March 31, 2014—the last day before the aforementioned 24.4 percent reduction to the physician fee schedule was to take effect—threw into sharp relief both third rails. In a last-ditch effort to get a permanent SGR fix passed, Wyden asked the Senate for unanimous consent to move S. 2157. Immediately, Sen. Jeff Sessions (R-Ala.), the ranking Republican on the Senate budget committee, rose to object to Wyden’s request, killing the motion. “Budget experts tell us that paying for this through OCO is a mother of gimmicks,” Sessions said. He countered with a similar motion for the Senate to pass a Republican alternative, the amended version of H.R. 4015, that would fund the SGR fix by repealing the ACA’s individual mandate.
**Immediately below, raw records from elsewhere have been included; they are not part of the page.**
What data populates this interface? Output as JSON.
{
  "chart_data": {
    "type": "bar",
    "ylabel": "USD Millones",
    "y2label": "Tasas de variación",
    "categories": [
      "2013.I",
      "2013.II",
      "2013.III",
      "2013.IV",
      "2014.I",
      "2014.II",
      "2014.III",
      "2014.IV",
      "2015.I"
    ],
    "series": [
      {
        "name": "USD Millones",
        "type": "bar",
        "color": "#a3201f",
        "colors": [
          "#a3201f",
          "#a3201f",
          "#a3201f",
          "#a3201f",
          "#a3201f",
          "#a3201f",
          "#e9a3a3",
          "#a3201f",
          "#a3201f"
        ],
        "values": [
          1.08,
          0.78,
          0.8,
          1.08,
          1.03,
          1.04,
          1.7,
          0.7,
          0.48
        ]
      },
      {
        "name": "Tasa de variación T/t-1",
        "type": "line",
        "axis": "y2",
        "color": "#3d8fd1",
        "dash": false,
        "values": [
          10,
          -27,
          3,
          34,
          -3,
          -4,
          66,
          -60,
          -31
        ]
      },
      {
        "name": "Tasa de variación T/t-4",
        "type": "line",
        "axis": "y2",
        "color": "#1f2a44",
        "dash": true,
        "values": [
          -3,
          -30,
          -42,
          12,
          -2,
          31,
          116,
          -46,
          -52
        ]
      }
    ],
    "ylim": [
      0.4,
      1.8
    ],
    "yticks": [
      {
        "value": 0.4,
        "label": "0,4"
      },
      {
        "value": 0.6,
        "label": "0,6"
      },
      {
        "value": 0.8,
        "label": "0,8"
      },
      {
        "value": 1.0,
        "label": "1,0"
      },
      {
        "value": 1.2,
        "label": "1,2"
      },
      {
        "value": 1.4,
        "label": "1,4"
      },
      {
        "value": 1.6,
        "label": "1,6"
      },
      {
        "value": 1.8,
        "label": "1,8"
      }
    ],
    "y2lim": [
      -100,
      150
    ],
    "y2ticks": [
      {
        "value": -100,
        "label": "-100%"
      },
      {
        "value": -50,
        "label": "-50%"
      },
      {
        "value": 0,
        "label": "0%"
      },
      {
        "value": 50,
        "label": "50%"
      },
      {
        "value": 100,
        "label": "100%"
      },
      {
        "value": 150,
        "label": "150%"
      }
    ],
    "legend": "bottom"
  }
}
Wyden immediately shot down the proposal.e

Kicking the Can Way Down the Road

Although Speaker of the House John Boehner (R-Ohio) and Reid both say they will still work toward a permanent SGR repeal, the 12-month duration of the new law implicitly acknowledges how unlikely it is that the two political parties will come together to pass another doc fix of any sort during the midterm election campaign season this fall. 

It’s hard to imagine, but the next Congress is likely to be even more ideologically riven, as the Republicans have signaled that they will make Obamacare the central issue in the upcoming elections, while President Obama and his party seek to defend the cornerstone of his legislative legacy. 

Given these fiscal and political realities, it is even harder to imagine Congress passing a broad deficit-reduction plan that incorporates numerous new healthcare reform components that would together fund a permanent doc fix. Thus, this most recent SGR patch might constitute a kicking of the can way down the road, with passage of another one-year or possibly two-year fix in 2015. Permanent SGR reform would then be on the horizon in early 2017, after the 2016 elections. These elections may result in changes in the White House and Congress that we can only hope will create an environment more conducive to constructive compromise.  


Ken Perez is vice president of healthcare policy, Omnicell, Inc., Mountain View, Calif., and a member of HFMA’s Northern California Chapter.


footnotes

a. Kenen, J., “6 Million and Counting,” “Afternoon PULSE,” POLITICO Pro, March 27, 2014.

b. Coburn, T., and Lieberman, J., letter to Sen. Harry Reid and Sen. Mitch McConnell, Feb. 2, 2012.

c. “CBO Cost Estimate of S. 2157, the Commonsense Medicare SGR Repeal and Beneficiary Access Improvement Act of 2014, as Introduced on March 25, 2014,” Congressional Budget Office, March 31, 2014. 

d. Haberkorn, J., “House ‘Doc Fix’ Vote in Doubt,” POLITICO Pro, March 27, 2014. 

e. Frank, J. N., “BREAKING: Late Effort to Advance Permanent SGR Fix Fails in Senate,” Modern Healthcare, March 31, 2014.